Churches on their toes with more raids

By August 11, 2009

Vietnam (MNN) — The hopes that Christians had four or five years ago are beginning to wane. According to the Open Doors country report, at that time, newer religious regulations were being put in place that seemed to offer more freedoms.

However, Compass Direct News reports that today church members are on their toes as police raids are on the rise. In Hanoi, four police officers and two government officials interrupted a Sunday worship service in Tran Phu Commune.   One officer told the members that if he found them meeting next Sunday, "I will kill you like I'd kill a
dog."

The house church had already been denied registration once.  After the raid, pastor Dang Thi
Dinh attempted to register a second time. This time, he was sent away, being told that there are absolutely no Christians in that commune. The pastor was following the Prime Minister's 2005 Special Directive Concerning Protestants.
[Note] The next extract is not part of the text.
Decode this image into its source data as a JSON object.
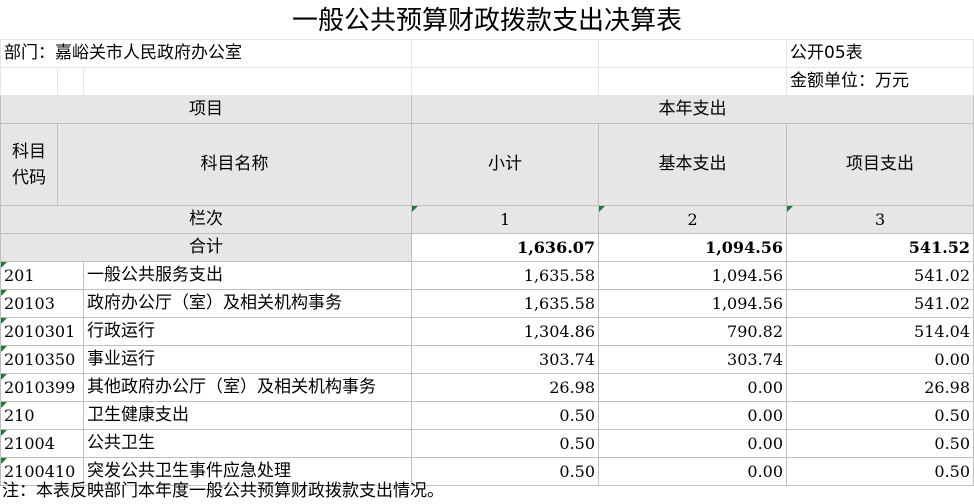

At a nearby house church, raids took place throughout June. To make matters worse, the
pastor's wife was beaten until she fainted in late June. The attackers took her into a nearby field where fellow Christians picked her up and took her to get medical care. 

When asked what they think of the recent flare-up of attacks on Christians, Vietnamese leaders agreed that it must have been approved by the top levels of government because it is so widespread. They believe that though it is unwritten, it is a policy of the government to stop the expansion of Christianity. 

Strikingly similar stories have come out of several churches in the south as well. Each church has attempted to register as the law requires but has been denied, without a legitimate reason.  Vietnam has been removed from the U.S. religious freedoms black list and recently won accession into the World Trade Organization. Christian leaders believe that this has caused Vietnam to stop caring much about international opinion. 

Catholic believers have held prayer vigils as the persecution protestant churches have been enduring is similar to the church property disputes that they faced last year.  

Pray with brothers and sisters in Vietnam as they pursue their faith despite sometimes violent oppression.